Billions of years ago, long before anything resembling the life we know existed on Earth, a veritable bombardment of meteorites fell on the planet. And now scientists have managed to determine the history of one of those space rocks, one that crashed into our world 3.26 billion years ago and is revealing juicy secrets about its distant past.
Nadja Drabon, a geologist in the Department of Earth and Planetary Sciences at Harvard University, has dedicated her career to trying to find out what the planet was like at the time of that intense bombardment, when only bacteria and single-celled archaea existed on Earth, and when and why everything began to change until it became the world we know. When did the first oceans appear? What about the continents? And with plate tectonics? How did all those violent impacts affect the evolution of life?
A new study published by this researcher and her team in ‘Proceedings of the National Academy of Sciences’ sheds light on some of these questions. And it does so by thoroughly analyzing the so-called ‘S2’ impact, which occurred more than 3 billion years ago and whose geological evidence is still preserved today in the ‘Barberton Greenstone Belt’, in South Africa.
Everest four times
Through meticulous and exhausting field work, walking through mountain passes that contain sedimentary evidence and collecting the first splashes of rock that were embedded in the soil and preserved over time in the Earth’s crust, and after analyzing the sedimentology, geochemistry and carbon isotope compositions left by the passage of time, Drabon’s team managed to construct the most convincing picture to date of what happened the day a meteorite measuring more than 35 km (four times the size Mount Everest) fell on our planet.
“Imagine standing off the coast of Cape Cod (a famous hook-shaped tourist peninsula in Massachusetts), on a shelf of shallow water,” says the researcher. It is a low energy environment, without strong currents. And then, suddenly, a giant tsunami appears that passes and destroys the bottom of the sea.
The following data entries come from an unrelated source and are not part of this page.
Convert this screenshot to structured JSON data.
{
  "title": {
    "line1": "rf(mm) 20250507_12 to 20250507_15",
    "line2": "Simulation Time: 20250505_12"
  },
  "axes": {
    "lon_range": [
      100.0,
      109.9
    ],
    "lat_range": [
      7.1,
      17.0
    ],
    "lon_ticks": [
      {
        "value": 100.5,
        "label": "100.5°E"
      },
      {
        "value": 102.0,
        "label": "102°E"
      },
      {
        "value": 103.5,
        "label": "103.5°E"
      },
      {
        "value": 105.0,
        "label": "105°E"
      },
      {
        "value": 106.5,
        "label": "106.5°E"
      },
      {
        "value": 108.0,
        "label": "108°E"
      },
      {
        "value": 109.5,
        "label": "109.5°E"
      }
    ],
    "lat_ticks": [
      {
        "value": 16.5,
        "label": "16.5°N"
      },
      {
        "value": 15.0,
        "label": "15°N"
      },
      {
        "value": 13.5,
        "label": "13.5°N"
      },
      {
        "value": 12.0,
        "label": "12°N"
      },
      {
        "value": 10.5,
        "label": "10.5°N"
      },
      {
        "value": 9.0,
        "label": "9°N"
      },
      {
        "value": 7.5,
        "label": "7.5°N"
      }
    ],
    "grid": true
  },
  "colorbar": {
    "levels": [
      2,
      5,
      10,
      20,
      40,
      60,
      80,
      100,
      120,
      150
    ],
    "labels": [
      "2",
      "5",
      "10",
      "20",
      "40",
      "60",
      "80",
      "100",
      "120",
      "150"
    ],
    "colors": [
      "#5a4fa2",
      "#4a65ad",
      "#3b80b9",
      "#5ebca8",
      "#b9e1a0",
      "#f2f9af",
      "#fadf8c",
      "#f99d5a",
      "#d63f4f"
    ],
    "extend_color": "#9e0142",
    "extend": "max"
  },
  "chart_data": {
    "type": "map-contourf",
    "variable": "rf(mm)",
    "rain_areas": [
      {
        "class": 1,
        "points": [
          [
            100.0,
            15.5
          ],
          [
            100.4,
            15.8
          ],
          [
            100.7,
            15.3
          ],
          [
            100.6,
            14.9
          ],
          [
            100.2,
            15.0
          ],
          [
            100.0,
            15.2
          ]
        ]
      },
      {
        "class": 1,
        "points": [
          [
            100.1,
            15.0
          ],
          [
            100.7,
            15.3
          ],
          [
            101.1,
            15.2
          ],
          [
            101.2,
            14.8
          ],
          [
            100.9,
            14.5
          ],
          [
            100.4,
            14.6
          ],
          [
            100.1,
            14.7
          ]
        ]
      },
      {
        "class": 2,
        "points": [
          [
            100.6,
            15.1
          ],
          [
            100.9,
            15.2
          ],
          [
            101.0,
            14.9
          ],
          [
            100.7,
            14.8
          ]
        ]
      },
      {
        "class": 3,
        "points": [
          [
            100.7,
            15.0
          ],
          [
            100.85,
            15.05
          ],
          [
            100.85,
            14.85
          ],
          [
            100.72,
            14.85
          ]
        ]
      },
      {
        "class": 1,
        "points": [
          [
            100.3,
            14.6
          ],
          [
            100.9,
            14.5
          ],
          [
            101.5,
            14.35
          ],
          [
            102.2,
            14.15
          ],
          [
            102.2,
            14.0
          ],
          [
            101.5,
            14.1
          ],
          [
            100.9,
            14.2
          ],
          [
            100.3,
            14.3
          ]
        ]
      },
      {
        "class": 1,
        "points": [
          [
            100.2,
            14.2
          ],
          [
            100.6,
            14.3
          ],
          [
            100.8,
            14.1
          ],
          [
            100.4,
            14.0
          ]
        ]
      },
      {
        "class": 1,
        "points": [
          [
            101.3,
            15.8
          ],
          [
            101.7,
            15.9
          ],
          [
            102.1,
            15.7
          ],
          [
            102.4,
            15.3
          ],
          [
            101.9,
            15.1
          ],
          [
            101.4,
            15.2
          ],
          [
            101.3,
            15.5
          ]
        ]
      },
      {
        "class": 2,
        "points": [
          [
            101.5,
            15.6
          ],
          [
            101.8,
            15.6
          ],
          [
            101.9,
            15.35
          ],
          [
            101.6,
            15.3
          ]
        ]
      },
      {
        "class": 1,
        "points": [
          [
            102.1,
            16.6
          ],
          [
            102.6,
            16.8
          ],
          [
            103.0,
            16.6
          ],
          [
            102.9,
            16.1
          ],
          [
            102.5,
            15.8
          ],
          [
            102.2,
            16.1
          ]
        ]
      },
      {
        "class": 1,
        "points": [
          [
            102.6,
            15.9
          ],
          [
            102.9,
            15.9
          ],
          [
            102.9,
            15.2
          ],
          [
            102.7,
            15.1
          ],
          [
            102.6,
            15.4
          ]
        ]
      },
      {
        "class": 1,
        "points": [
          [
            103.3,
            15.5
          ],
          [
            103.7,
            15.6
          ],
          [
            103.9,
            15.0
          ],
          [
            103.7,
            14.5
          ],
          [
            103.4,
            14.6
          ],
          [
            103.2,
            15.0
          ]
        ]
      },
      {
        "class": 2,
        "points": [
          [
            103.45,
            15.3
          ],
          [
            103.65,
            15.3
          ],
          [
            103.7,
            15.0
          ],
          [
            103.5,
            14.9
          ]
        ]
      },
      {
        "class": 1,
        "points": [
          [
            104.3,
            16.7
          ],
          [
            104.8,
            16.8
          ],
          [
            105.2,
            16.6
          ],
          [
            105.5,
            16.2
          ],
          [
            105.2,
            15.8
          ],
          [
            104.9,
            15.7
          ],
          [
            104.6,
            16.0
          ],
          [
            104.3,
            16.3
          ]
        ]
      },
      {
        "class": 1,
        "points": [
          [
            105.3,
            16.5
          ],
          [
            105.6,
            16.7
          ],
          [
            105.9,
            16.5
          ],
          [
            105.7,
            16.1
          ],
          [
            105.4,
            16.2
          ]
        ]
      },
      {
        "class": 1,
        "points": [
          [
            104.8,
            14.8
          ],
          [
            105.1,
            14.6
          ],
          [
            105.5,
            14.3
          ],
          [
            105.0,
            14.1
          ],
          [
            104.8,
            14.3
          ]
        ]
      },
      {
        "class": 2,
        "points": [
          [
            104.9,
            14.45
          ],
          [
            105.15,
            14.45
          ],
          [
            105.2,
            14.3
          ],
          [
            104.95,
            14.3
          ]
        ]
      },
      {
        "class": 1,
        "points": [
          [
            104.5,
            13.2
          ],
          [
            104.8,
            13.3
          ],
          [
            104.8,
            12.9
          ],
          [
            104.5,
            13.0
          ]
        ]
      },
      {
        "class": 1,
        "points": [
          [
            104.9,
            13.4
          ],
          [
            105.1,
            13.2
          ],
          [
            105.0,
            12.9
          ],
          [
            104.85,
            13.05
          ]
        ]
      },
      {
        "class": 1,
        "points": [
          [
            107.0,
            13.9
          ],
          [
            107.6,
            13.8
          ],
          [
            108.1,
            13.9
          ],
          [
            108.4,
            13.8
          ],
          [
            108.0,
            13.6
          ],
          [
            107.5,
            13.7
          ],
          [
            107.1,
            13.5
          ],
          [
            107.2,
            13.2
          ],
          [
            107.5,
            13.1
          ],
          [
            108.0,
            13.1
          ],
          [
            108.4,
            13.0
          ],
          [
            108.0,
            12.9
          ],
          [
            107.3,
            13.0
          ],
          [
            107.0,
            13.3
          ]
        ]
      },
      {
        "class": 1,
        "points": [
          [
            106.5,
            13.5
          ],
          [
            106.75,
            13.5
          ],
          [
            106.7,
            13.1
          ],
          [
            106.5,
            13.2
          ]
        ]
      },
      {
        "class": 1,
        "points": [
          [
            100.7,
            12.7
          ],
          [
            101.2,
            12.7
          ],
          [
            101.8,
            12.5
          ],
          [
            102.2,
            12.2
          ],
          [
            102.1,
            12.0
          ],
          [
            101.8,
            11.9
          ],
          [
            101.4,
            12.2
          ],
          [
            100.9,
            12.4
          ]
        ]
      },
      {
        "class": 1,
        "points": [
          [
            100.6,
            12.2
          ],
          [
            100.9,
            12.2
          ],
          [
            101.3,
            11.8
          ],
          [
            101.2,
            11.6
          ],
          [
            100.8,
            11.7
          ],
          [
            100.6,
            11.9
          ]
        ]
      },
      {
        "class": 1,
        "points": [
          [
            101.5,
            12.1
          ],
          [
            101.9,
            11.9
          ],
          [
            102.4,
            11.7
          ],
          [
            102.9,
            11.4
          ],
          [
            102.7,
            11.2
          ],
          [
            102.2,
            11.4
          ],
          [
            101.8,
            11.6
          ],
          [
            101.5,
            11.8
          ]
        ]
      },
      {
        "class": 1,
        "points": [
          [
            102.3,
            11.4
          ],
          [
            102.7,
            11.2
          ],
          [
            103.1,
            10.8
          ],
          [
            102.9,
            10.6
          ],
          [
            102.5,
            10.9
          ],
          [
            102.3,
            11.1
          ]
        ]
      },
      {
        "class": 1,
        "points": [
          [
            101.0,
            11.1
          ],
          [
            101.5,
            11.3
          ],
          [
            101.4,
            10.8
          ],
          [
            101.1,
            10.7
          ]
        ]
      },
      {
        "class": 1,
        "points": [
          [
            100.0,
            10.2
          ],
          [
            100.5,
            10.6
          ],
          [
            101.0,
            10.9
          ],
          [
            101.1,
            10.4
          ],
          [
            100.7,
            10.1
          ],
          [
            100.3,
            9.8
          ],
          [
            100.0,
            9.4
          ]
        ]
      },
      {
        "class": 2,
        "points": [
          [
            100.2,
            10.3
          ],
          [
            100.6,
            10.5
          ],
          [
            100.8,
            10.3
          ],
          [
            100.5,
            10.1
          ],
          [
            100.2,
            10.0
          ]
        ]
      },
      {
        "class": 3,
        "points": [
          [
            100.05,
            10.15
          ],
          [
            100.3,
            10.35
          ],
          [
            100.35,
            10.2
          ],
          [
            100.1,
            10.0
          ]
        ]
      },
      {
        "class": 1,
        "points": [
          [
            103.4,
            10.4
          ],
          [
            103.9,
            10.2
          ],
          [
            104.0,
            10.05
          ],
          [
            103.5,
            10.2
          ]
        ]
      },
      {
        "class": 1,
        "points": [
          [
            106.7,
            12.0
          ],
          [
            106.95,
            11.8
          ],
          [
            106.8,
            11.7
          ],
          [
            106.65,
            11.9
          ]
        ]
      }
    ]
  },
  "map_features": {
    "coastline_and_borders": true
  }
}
The S2 meteorite, much larger than the one that killed the dinosaurs (which was about 10 km and fell in the Gulf of Mexico 66 million years ago), caused a tsunami of such magnitude that it churned up the entire ocean, tore away parts of the bottom and It dumped huge amounts of rocks and dirt into coastal areas. The heat from the impact also caused the upper layer of the ocean to evaporate, while warming the atmosphere. A thick cloud of dust covered everything, blocking any photosynthetic activity that might be taking place.
and life changed
But the bacteria are resistant and, according to the team’s analysis, they recovered quickly after the impact. And not only that, but there was a sharp increase in the populations of organisms that feed on the elements phosphorus and iron. The iron was probably washed from the ocean floors into shallow waters by the aforementioned tsunami, and the phosphorus was delivered to Earth by the meteorite itself and by increased land erosion itself.
Drabon’s analysis shows that these iron-metabolizing bacteria would have flourished immediately after the impact. A change that turns out to be a key piece of the puzzle that describes early life on Earth. According to the study, indeed, meteorite impacts, despite killing everything in their path (including dinosaurs 66 million years ago), have a positive side for life.
“We think of impact events as disastrous for life,” says Drabon. “But what this study highlights is that these impacts would actually have brought benefits, especially in the early stages… these impacts could have allowed life to flourish.”
Chemical signatures hidden in thin layers of rock helped Drabon gather evidence of tsunamis and other cataclysmic events. The Barberton Greenstone Belt, where Drabon’s team currently focuses most of its work, contains evidence of at least eight different impact events, including S2. And the researcher does not plan to stop until she manages to extract every last one of their secrets about the often mysterious history of the Earth.